Delaware’s Supreme Court ruled last week to uphold a decision by the state’s Chancery Court that Fresenius (ETR:FRE) could walk away from its $4 billion merger with Akorn (NSDQ:AKRX).
The initial deal was designed to help Fresenius move into new therapeutic areas and dosage forms, including eye drugs, ear drops, nasal sprays and respiratory drugs. But Fresenius abandoned the purchase in April, pointing at an investigation that found material breaches of FDA data integrity requirements related to Akorn’s operations.
Akorn, responding to Fresenius’ decision, sued in Delaware’s Court of Chancery in an attempt to force the company to follow through with its deal. But the court ruled in early October that it couldn’t force Fresenius to go through with the merger.
Akorn issued a statement following the Supreme Court’s decision, writing that the ruling was “disappointing,” but that it would “move forward and rebuild shareholder value as an independent company.”
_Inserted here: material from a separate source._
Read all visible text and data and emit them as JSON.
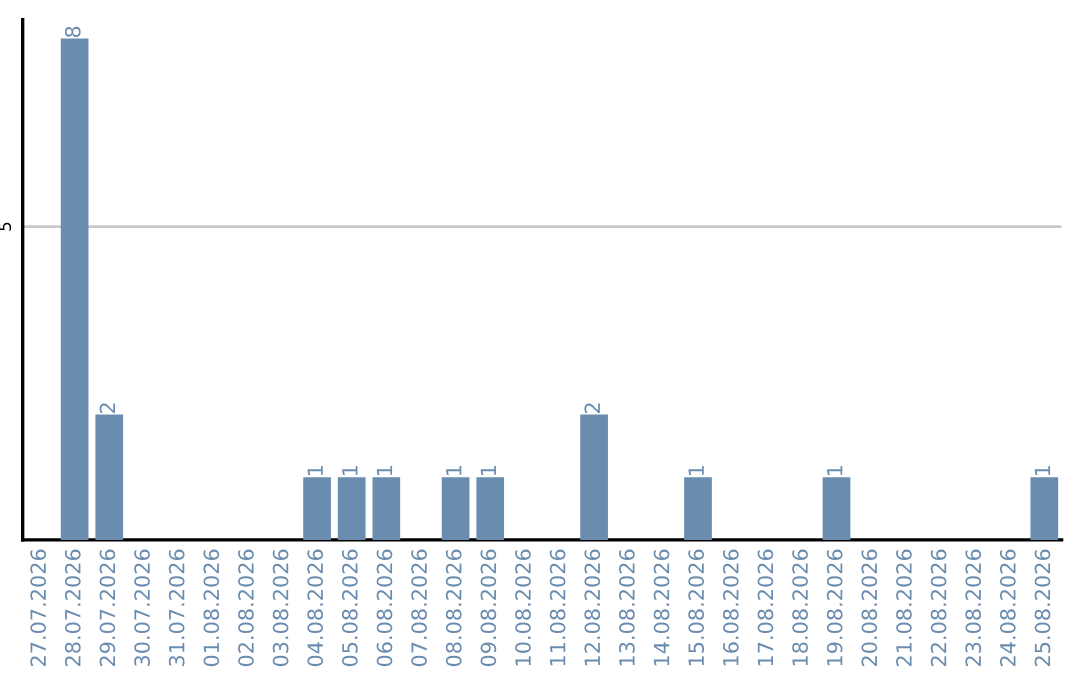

Akorn’s board also announced that CEO Raj Rai plans to retire and that the company is looking for a new chief executive.
“We recognize that this has been an extended period of uncertainty for Akorn’s customers, employees and investors and the Board is committed to ensuring the company’s stability and long-term growth,” chairman Alan Weinstein said in prepared remarks. “While there is work to do, Akorn’s future remains bright thanks to its manufacturing, quality and generics expertise and is not dependent upon a consummated transaction with Fresenius.”